И Петька сам рассмеялся над своим сравнением.

— Чего хорошего дала нам беспризорщина? Закалку. Никогда не вешать носа. Поэтому выпьем, Витя, за это… чайку еще по стакашку.

…Ровно в десять часов следующего утра я уже был в будке автомата: зависимые люди всегда очень точны. Опущенная монетка глухо звякнула в аппарате; я, боясь ошибиться, осторожно пальцем набрал номер. Напряженная тишина, и вот в ней родился знакомый мягкий бас. «Писательский» тон, каким я собирался говорить с Углоновым, застрял у меня в горле. Я торопливо, чуть не шепотом, назвал себя и сказал, что хотел бы его увидеть «на часок». Можно прийти сейчас?

— Я работаю, — басовито прогудел голос. — А что у вас?

Почему я никогда не бываю подготовлен к неожиданностям? Забью себе заранее что-нибудь в голову и не сомневаюсь, что именно так и должно случиться. Я убедил себя, что Углонов должен был сказать: «Авдеев? Пожалуйста, пожалуйста, рад вас видеть. Давненько не показывались. Трудились в деревне? Это хорошо. Получил ваш рассказ: растете, дорогой. Приезжайте, есть о чем побеседовать. Потом пообедаем, я вас давно собираюсь угостить».

Когда же у меня все выходит совсем по-другому, то я коченею, как деревенский простофиля перед фокусником. Мозг начисто отключается, оставив одну какую-нибудь никчемушную мыслишку, да и та ворочается, как рак в тине. Откуда и какие надо было взять слова, чтобы уговорить Углонова на встречу?

— Мне, Илларион Мартынович, хотелось бы потолковать насчет рассказа, — растерянно забормотал я. — Может, помните, в январе я вам присылал? Вы тогда не ответили, наверно, были сильно заняты. Хотелось бы узнать ваше мнение.

В том, что рассказ Углонову понравился, я ни минуты не сомневался: мне он очень нравился. Примет ли он его в «Новый мир» — вот что меня волновало. Журнал солиднейший, напечататься в нем — значит получить признание. Портфель его наверняка забит произведениями знаменитостей, и без поддержки члена редколлегии начинающему автору протиснуться туда трудней, чем кролику залезть на дерево.

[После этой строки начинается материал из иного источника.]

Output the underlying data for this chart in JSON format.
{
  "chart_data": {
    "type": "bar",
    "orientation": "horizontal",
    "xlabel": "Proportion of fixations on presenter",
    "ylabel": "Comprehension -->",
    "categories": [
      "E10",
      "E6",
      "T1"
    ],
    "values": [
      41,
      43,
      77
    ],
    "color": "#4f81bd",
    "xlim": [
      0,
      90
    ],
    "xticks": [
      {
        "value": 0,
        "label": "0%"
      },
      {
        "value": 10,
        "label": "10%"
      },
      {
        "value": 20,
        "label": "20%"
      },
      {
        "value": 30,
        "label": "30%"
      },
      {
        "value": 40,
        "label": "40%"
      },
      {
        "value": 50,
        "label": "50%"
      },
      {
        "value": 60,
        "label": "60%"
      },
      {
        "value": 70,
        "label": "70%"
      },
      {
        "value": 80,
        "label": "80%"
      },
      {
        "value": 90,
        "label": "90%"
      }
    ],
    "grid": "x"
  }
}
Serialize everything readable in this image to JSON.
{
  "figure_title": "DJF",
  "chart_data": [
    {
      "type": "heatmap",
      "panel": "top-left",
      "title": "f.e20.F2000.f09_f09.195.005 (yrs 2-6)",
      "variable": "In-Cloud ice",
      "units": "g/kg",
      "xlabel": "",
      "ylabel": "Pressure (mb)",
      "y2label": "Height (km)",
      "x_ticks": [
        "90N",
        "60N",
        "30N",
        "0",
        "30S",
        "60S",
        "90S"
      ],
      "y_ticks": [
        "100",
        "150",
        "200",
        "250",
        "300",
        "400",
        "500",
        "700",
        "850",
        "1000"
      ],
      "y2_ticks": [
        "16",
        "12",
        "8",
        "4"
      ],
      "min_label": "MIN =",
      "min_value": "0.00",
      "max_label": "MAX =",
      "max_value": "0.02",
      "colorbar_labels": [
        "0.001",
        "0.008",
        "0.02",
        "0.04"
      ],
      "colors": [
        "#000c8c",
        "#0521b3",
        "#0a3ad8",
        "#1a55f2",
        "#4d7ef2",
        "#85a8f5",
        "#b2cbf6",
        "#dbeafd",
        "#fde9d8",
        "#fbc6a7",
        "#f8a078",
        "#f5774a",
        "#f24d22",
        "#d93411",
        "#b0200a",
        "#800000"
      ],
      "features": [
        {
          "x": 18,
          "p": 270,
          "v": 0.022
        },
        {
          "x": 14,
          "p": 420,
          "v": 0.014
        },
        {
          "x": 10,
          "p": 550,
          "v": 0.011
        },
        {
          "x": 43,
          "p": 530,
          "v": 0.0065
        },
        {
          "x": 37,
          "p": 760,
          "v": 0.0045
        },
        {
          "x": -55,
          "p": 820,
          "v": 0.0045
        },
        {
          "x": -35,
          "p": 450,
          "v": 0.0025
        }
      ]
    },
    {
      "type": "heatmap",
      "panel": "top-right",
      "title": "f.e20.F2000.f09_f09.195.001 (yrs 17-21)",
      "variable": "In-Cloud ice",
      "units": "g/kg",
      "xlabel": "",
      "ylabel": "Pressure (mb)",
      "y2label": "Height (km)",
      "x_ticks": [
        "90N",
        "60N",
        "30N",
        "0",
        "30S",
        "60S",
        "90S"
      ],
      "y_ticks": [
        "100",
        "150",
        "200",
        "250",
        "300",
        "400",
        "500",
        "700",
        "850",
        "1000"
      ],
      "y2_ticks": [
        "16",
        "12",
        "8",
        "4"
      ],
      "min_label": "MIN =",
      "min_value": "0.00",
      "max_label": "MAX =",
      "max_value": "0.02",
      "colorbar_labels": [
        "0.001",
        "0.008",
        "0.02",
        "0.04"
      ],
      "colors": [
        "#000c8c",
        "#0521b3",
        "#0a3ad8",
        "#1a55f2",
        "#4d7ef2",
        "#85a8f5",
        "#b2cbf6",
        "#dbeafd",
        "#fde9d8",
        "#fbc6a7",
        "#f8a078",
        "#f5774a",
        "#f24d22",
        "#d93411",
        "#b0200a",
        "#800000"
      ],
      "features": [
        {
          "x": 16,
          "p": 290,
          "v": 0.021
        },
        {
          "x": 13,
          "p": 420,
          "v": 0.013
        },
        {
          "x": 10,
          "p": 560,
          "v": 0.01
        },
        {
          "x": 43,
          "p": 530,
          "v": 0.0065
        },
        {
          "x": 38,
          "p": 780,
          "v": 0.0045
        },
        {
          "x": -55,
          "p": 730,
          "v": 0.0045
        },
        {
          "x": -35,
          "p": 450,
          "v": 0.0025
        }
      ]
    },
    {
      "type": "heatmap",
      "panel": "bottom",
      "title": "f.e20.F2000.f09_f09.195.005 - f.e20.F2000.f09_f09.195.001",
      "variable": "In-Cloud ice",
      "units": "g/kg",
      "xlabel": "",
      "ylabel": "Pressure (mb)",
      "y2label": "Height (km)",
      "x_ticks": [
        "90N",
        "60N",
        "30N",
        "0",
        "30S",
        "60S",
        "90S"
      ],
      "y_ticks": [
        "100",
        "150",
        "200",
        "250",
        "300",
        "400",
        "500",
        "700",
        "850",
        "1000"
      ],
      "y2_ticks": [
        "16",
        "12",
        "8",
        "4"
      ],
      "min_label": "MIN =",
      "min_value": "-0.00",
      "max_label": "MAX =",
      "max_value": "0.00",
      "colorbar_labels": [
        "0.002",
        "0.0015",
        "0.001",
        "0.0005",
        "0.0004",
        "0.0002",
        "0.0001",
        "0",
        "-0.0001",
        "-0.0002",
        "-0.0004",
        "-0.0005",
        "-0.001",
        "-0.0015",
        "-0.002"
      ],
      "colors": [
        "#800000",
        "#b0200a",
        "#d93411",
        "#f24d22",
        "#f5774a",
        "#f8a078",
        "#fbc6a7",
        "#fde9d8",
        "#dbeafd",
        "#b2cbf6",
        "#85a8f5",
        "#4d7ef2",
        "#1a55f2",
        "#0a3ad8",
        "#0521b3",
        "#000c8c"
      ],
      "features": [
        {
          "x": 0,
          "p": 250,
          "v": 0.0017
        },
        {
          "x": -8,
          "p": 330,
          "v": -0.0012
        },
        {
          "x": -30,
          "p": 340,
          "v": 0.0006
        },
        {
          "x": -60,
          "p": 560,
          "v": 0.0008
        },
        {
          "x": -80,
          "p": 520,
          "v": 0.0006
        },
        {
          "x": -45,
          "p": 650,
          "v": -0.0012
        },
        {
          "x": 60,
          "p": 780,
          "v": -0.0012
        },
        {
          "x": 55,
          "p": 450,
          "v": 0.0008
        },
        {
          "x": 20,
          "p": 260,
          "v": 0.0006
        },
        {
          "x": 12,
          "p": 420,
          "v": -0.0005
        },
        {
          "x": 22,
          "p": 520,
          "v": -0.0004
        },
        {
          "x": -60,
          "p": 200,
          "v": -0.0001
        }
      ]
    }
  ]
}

— Да. Я действительно весьма занят, — бубнил и пришептывал в трубке измененный мембраной голос Углонова. — Сдавал роман… Работал с редактором… Но ваш рассказ я все же прочитал.

Это лишь мне и было надо. Я моментально приободрился, наконец нащупав между нами крепкую нить и понимая, что мне нужно хвататься за нее обеими руками. Проговорил шутливым тоном человека, уже вполне уверенного во внимании собеседника:

— Не зря, значит, я приехал из деревни. Как чувствовал. Интересно будет узнать…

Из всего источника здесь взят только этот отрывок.